I do not know the young lady of which they spoke but I can only hope she has made her choice of husband willingly and freely, or if not that she shall enjoy the fruit of their wealth that it might bring her much satisfaction and joy. That choice was not for me but perhaps it shall be perfectly adequate for another. I am sorry for Father that he could not have a more compliant daughter. At times he seemed to delight in my strength of spirit which I believe must have reminded him of himself. I am certain he did not anticipate the ways in which passing on that particular trait would have such a sting in the tail. Poor Papa. Will you tell him I have written? Will you read this letter to him as I have read yours to Jacob? Perhaps that is not wise, now that I review it. There is much here that would only serve to keep his anger and disappointment alive. Perhaps it is best to tell him I am well, that I am loved and that I am sorry. Oh you will know what to do for the best sweet Mama. I shall leave it in your hands.

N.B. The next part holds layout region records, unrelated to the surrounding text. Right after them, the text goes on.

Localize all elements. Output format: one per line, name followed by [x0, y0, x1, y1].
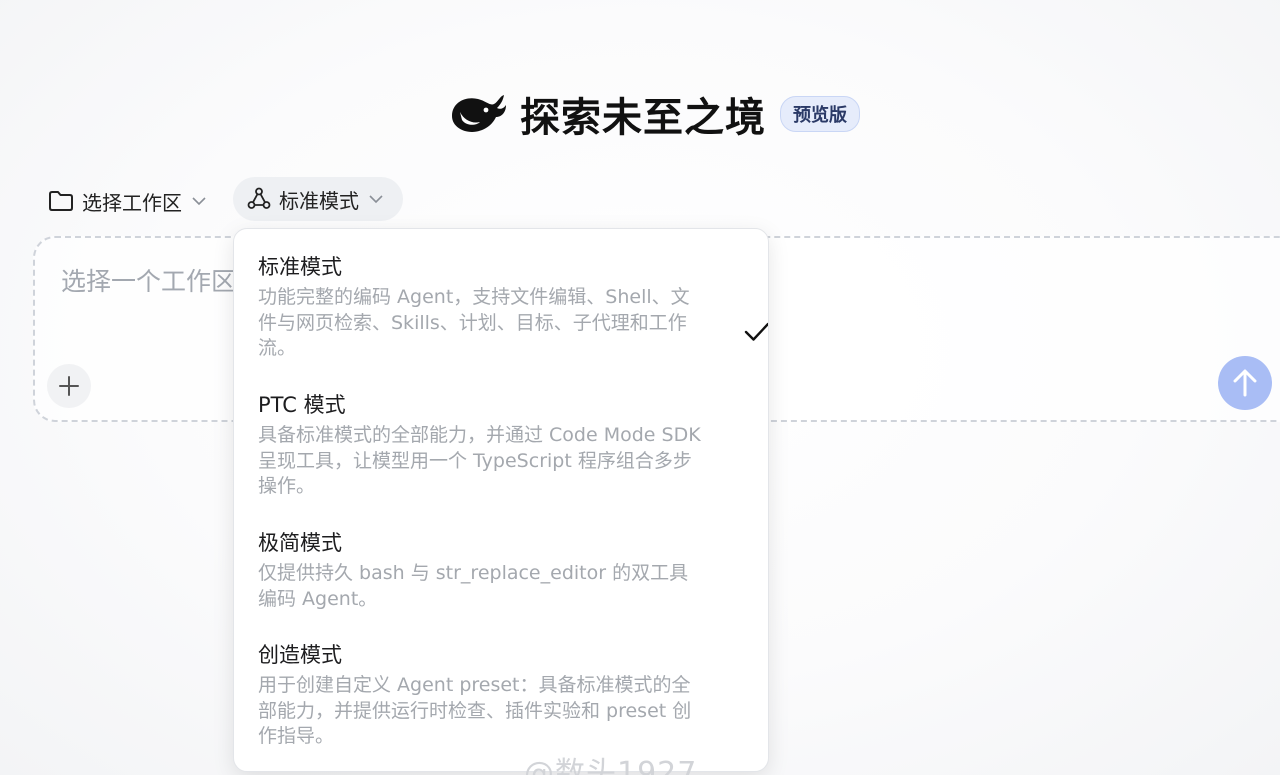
workspace-selector-label: 选择工作区	[82, 190, 182, 215]
mode-option-name: PTC 模式	[258, 393, 346, 417]
mode-option-name: 标准模式	[258, 255, 342, 279]
brand-header: 探索未至之境 预览版	[448, 84, 860, 144]
mode-option-description: 具备标准模式的全部能力，并通过 Code Mode SDK 呈现工具，让模型用一…	[258, 424, 701, 497]
chevron-down-icon	[369, 194, 383, 203]
chevron-down-icon	[192, 196, 206, 205]
mode-selector-label: 标准模式	[279, 188, 359, 213]
preview-badge: 预览版	[780, 96, 860, 132]
mode-dropdown-menu: 标准模式 功能完整的编码 Agent，支持文件编辑、Shell、文件与网页检索、…	[233, 228, 769, 772]
mode-option-minimal[interactable]: 极简模式 仅提供持久 bash 与 str_replace_editor 的双工…	[258, 529, 748, 612]
prompt-input[interactable]: 选择一个工作区	[61, 262, 236, 298]
plus-icon	[59, 376, 79, 396]
mode-selector[interactable]: 标准模式	[233, 177, 403, 221]
mode-option-name: 极简模式	[258, 531, 342, 555]
send-button[interactable]	[1218, 356, 1272, 410]
app-page: 探索未至之境 预览版 选择工作区 标准模式 选择一个工作区 标准模式 功能完整的…	[0, 0, 1280, 775]
add-attachment-button[interactable]	[47, 364, 91, 408]
mode-option-standard[interactable]: 标准模式 功能完整的编码 Agent，支持文件编辑、Shell、文件与网页检索、…	[258, 253, 768, 362]
mode-option-description: 功能完整的编码 Agent，支持文件编辑、Shell、文件与网页检索、Skill…	[258, 286, 690, 359]
page-title: 探索未至之境	[520, 95, 766, 141]
workspace-selector[interactable]: 选择工作区	[48, 181, 206, 221]
mode-option-description: 仅提供持久 bash 与 str_replace_editor 的双工具编码 A…	[258, 562, 689, 610]
checkmark-icon	[744, 322, 768, 341]
mode-option-description: 用于创建自定义 Agent preset：具备标准模式的全部能力，并提供运行时检…	[258, 674, 692, 747]
folder-icon	[49, 191, 73, 211]
nodes-icon	[247, 187, 271, 209]
mode-option-create[interactable]: 创造模式 用于创建自定义 Agent preset：具备标准模式的全部能力，并提…	[258, 641, 748, 750]
arrow-up-icon	[1233, 369, 1257, 397]
watermark: @数头1927	[524, 756, 698, 775]
mode-option-ptc[interactable]: PTC 模式 具备标准模式的全部能力，并通过 Code Mode SDK 呈现工…	[258, 391, 748, 500]
whale-logo-icon	[452, 95, 506, 132]
mode-option-name: 创造模式	[258, 643, 342, 667]
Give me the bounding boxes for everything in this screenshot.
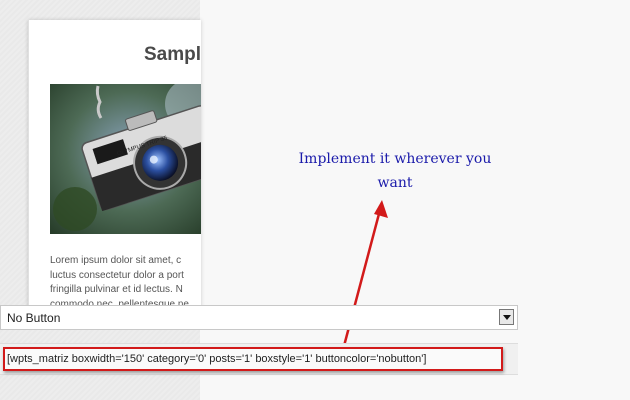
post-excerpt: Lorem ipsum dolor sit amet, c luctus con… <box>50 254 201 312</box>
chevron-down-icon[interactable] <box>499 309 514 325</box>
button-style-select[interactable]: No Button <box>0 305 518 330</box>
annotation-note: Implement it wherever you want <box>290 147 500 195</box>
workspace-background <box>200 0 630 400</box>
post-title: Sampl <box>144 44 201 65</box>
shortcode-output[interactable]: [wpts_matriz boxwidth='150' category='0'… <box>3 347 503 371</box>
excerpt-line: luctus consectetur dolor a port <box>50 269 184 281</box>
post-preview-card: Sampl OLYMPUS TRIP 35 Lorem ipsum dolor … <box>28 20 201 320</box>
excerpt-line: fringilla pulvinar et id lectus. N <box>50 284 183 295</box>
shortcode-row: [wpts_matriz boxwidth='150' category='0'… <box>0 343 518 375</box>
select-value: No Button <box>7 311 61 325</box>
excerpt-line: Lorem ipsum dolor sit amet, c <box>50 255 182 266</box>
annotation-line-1: Implement it wherever you <box>298 151 492 167</box>
camera-photo: OLYMPUS TRIP 35 <box>50 84 201 234</box>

Have you received word from Pastor Knibb? It seems he arrived back to Jamaica at the same time you were departing. I have heard from Rev Phillippo that he received a mighty and overwhelming welcome from his congregation who came to meet him at the harbour as he sailed into Rio Bueno and accompanied him by road to Falmouth. Despite finding his chapel in ruins he held services which were overflowing with thankful participants. The local press, as you can well imagine, have been less than pleased by his return and rail against him and the other abolitionists with the same venom as before. There is still much work to be done in this new era. Slaves are free and yet they are not, at least not in any way that you or I understand the word. My social standing, being what it is now, I shall have very little opportunity or influence to assist in the continued struggle, but if I might be an encouragement in any way to Pastors Knibb, Phillippo or their friends I shall surely do it.

Will you write to me as soon as you are able? It is an insufferable amount of time to wait for ships to cross the ocean with news. Knowing that these words shall not reach you for many weeks is a torture for one who, not so very long ago, could wander to the next room and merrily chat a while, passing time with conversation of such little consequence. If I knew how precious those talks would become I should have stayed for hours, discussing every detail of life and drinking in your voice and wisdom with each and every word. Tell me all you can in your letters – I am eager to know more of Edinburgh and our home there. Nothing shall be too mundane for me to read if it has been written by your hand.

Oh I must finish these pages to send them to you, knowing the sooner I do then your reply shall come all the faster. Yet I am loathe to lay down my pen for as I write it is as if I keep your company, despite the fact that we are separated by so many miles. Rest assured I hold your close in my heart each and every day.